As anyone who has troubleshot a computer or a program knows, an intermittent problem is the worse kind to find and fix. So I opted to not try and to throw in the towel. I have other things on the burner that are for me more important. I have actually traded in a car rather than try and find a computer/electrical problem in an otherwise just fine car. Life is too short to be frustrated. (And I paint???)

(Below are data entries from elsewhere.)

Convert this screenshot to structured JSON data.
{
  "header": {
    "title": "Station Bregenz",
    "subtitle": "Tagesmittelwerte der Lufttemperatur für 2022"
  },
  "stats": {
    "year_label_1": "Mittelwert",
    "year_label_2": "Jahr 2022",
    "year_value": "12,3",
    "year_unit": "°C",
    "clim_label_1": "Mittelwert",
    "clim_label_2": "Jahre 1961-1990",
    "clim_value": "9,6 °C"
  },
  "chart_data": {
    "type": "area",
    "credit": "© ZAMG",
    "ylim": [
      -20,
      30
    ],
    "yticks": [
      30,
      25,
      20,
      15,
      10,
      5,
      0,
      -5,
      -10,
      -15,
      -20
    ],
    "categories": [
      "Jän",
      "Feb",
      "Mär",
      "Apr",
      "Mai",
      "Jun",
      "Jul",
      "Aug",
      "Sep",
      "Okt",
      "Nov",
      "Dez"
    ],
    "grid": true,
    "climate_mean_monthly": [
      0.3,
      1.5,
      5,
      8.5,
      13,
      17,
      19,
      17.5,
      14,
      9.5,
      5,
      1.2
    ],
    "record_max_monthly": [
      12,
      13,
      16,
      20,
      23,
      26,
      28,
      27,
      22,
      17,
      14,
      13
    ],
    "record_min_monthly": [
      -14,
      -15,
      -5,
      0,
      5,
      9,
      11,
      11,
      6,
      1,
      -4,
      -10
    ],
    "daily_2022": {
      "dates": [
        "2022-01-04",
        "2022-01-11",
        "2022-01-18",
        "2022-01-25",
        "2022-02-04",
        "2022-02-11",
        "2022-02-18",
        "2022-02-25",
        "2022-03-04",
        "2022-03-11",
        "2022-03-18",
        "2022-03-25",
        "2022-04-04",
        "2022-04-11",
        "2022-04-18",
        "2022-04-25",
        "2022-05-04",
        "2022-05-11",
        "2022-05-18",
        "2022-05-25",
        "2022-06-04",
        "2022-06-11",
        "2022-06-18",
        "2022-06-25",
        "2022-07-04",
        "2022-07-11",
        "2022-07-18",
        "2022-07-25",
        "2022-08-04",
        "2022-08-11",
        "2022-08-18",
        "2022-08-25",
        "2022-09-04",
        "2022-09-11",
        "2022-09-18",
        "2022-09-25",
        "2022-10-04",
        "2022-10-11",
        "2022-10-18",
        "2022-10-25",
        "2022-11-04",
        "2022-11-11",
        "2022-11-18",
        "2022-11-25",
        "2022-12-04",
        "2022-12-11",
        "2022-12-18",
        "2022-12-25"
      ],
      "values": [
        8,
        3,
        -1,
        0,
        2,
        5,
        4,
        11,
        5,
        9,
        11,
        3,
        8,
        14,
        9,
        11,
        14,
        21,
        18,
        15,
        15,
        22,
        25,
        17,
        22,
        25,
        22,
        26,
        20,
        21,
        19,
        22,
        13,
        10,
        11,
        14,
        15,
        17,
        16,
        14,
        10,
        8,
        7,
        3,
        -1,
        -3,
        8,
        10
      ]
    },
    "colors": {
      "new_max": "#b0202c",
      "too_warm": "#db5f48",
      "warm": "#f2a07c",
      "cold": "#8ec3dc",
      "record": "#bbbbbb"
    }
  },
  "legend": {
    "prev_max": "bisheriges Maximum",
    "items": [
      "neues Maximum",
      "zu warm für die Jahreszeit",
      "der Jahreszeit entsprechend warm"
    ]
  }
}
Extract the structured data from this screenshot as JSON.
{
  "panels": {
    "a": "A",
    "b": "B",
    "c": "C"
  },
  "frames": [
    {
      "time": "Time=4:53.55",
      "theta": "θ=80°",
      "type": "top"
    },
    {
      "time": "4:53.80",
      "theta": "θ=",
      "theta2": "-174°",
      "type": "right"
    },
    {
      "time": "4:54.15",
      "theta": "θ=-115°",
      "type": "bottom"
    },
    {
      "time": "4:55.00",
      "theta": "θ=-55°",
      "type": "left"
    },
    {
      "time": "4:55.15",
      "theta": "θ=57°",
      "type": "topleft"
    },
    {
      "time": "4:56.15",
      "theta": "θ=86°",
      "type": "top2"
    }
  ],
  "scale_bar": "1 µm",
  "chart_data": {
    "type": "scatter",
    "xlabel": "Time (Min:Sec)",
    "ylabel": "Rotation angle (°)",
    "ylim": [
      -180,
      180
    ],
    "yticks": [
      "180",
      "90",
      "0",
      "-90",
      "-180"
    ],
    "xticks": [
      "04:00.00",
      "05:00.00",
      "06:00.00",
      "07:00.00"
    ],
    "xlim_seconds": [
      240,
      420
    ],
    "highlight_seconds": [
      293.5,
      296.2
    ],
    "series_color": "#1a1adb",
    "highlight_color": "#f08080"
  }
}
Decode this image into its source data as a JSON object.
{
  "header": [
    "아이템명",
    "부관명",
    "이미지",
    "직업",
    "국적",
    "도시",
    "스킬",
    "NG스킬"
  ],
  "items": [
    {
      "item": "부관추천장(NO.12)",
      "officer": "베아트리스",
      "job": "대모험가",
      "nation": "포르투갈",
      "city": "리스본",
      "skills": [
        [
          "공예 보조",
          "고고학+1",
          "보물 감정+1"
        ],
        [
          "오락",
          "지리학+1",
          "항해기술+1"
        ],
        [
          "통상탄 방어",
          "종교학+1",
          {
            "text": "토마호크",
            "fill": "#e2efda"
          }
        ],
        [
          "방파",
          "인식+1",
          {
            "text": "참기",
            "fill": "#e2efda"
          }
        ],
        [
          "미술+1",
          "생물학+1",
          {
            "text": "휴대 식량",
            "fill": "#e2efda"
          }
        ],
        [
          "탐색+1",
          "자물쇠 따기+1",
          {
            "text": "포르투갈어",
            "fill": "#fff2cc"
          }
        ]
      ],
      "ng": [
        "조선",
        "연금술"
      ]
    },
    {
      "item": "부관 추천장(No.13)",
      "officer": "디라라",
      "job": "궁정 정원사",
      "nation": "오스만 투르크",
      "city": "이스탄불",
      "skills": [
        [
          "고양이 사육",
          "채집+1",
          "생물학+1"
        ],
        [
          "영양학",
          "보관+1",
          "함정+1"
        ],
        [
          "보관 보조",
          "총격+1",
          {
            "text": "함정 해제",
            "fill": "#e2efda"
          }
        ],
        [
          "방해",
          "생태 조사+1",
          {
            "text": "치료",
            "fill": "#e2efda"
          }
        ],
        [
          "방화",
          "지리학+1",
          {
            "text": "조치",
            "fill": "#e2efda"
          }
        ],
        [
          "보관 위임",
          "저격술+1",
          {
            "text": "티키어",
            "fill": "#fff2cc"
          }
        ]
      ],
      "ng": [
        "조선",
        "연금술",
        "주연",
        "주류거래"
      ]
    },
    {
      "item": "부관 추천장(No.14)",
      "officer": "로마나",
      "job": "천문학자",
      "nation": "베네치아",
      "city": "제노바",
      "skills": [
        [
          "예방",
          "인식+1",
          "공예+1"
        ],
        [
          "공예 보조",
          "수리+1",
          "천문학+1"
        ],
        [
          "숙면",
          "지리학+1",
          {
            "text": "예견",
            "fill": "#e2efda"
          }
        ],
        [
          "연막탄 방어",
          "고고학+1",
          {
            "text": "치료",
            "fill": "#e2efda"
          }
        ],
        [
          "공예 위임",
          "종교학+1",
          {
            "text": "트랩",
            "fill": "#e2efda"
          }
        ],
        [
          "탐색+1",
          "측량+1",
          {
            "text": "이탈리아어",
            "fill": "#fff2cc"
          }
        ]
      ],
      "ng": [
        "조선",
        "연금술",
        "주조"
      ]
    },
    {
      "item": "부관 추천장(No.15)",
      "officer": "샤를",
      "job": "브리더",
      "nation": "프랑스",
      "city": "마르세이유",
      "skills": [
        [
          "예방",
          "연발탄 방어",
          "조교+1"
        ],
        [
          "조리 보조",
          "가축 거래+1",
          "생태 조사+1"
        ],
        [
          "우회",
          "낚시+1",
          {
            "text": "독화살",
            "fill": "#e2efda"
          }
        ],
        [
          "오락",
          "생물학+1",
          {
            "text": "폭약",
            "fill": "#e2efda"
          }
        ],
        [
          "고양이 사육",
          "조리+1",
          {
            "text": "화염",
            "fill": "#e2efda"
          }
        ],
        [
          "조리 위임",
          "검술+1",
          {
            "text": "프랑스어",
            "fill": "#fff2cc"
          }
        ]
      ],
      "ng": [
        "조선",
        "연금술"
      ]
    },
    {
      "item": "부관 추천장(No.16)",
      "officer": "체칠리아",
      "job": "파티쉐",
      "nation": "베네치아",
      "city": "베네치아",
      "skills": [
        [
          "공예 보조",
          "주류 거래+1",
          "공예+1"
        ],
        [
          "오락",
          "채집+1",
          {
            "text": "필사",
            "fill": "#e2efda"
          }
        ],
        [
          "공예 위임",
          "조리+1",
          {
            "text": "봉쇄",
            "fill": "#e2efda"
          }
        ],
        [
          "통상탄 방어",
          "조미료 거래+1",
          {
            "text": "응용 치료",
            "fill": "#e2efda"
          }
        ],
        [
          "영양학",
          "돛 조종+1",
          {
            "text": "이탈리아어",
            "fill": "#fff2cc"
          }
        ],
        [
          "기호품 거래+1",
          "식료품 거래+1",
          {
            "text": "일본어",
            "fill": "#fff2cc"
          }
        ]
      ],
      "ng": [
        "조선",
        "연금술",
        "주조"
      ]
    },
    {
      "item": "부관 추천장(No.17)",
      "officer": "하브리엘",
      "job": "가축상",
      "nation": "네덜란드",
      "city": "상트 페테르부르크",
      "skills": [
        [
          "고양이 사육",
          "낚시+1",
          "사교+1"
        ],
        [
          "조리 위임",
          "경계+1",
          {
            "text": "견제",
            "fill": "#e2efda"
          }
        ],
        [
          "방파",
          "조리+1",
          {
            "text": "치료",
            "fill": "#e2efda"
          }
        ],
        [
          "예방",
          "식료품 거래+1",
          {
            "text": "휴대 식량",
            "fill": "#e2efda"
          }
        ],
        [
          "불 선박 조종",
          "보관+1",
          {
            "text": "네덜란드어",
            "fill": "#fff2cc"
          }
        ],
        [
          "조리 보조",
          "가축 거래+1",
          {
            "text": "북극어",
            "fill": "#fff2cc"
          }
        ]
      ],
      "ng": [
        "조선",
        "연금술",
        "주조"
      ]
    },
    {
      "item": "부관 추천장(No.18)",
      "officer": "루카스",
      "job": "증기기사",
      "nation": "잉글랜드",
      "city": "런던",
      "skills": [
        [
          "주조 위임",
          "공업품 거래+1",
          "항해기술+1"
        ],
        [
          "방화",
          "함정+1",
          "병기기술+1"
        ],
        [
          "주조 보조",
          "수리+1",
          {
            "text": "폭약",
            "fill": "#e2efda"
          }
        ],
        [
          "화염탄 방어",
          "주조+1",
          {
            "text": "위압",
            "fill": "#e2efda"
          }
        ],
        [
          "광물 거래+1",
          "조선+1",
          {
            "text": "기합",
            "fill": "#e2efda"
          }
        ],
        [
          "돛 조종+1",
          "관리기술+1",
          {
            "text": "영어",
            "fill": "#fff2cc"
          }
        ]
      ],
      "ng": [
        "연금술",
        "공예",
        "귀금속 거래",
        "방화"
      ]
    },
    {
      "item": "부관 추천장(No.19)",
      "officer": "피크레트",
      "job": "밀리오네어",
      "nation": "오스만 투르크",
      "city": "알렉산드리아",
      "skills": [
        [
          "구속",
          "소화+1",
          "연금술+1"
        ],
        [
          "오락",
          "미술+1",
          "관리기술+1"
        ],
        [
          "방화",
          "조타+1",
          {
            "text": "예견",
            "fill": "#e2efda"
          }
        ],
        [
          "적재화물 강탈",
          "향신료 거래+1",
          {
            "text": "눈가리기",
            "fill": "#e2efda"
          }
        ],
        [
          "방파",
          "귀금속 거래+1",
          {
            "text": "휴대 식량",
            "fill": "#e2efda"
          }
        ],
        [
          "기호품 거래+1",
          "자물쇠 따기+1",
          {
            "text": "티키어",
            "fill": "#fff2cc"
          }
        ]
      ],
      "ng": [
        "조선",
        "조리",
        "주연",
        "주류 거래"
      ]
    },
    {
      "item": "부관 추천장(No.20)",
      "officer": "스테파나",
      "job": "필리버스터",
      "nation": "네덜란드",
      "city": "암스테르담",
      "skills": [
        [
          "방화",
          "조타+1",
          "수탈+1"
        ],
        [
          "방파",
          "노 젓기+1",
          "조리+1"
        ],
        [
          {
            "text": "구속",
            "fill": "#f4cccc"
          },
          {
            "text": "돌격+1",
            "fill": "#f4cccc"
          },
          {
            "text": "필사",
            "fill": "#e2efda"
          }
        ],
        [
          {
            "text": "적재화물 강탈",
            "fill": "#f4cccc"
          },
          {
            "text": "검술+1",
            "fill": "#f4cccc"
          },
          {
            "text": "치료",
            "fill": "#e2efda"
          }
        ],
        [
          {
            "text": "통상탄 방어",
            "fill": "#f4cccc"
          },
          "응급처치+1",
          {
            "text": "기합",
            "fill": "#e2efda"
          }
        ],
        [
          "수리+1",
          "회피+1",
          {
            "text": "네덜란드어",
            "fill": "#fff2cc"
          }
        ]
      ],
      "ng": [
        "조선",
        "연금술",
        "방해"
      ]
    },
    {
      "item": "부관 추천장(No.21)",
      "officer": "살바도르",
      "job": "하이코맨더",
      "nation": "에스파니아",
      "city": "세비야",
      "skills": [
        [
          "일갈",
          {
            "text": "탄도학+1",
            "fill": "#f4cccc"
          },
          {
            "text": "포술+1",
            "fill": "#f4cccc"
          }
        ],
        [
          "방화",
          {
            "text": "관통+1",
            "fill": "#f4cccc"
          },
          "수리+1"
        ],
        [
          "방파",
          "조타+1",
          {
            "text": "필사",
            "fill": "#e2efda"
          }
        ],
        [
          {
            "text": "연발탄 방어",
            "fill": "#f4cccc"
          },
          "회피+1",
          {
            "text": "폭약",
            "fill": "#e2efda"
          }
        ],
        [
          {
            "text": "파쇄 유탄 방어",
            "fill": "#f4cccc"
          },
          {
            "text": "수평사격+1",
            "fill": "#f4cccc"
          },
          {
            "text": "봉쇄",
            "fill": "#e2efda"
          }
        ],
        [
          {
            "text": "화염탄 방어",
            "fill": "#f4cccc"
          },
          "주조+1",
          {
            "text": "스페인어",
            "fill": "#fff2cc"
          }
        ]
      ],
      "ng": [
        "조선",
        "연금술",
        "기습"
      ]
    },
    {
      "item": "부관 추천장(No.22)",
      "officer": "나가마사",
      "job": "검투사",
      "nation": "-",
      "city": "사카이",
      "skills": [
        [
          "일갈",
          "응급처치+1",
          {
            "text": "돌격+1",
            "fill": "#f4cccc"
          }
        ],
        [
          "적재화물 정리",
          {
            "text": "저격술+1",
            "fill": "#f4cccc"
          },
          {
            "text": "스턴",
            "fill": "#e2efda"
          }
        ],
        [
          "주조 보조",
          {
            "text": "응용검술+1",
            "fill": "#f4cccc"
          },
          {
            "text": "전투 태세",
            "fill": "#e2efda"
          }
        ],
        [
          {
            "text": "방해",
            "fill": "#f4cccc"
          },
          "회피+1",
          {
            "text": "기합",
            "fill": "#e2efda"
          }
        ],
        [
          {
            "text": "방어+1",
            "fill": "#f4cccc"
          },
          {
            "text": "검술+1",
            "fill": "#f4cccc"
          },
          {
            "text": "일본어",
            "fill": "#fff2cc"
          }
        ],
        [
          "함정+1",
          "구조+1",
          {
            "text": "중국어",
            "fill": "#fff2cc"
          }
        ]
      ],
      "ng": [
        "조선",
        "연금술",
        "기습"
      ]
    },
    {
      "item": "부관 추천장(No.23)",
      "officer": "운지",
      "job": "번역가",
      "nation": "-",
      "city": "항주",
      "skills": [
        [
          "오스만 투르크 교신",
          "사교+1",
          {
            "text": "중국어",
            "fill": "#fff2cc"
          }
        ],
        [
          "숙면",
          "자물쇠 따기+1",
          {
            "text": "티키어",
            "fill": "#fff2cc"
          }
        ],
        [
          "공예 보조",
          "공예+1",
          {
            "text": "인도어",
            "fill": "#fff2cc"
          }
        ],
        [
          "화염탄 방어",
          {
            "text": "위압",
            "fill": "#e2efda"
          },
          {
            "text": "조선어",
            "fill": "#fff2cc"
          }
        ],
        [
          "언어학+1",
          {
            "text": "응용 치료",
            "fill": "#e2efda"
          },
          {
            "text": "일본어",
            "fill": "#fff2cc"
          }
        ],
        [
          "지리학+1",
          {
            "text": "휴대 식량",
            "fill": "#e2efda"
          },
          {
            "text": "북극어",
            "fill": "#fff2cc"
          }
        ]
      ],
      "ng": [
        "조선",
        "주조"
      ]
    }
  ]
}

On the painting side, I find I am that way about my problem paintings en plein air too. I will take them in the house, especially if something is hiding about the edges of my consciousness, telling me something needs fixed. Especially if I do not know what the heck that thing is that needs fixing. I live with them a while until the goblin pops out at me. And I do know that goblins were for last month, but they hang around here some times, way beyond their welcome date.
6x5 oil linen on board
That was the case with this little painting. I did it a few weeks ago and something really bothered me about it. So it sat in the living room, a 6x6 itch I couldn’t figure out how to scratch. Every time I turned on the TV, sat down with a cup of coffee, tried to catch up on my phone missives, there it sat, staring back at me.
When I read something said by Harley Brown, in a recent interview, the light went on. Harley said (not quoting here) that you should never put the same amount of detail in the background as in the foreground. Imagine that simple a solution! I had gotten to the point where I knew that it was the background that haunted me. I had painted this tiny thing with smaller brushes. I should have kept the bigger ones handy. Once I simplified the background, a few judicious lights were added and suddenly it bordered on the acceptable. Don’t get me wrong – it’s still in the living room. Is it a still plein air? You betcha. I figure it only needed about 5-10% modifications, so according to my criteria, it’s still a plein air. But those pesky goblins are gone for a bit. They were probably afraid I’d mistake them for the turkey.
·“The painting is finished before the artist knows it is.”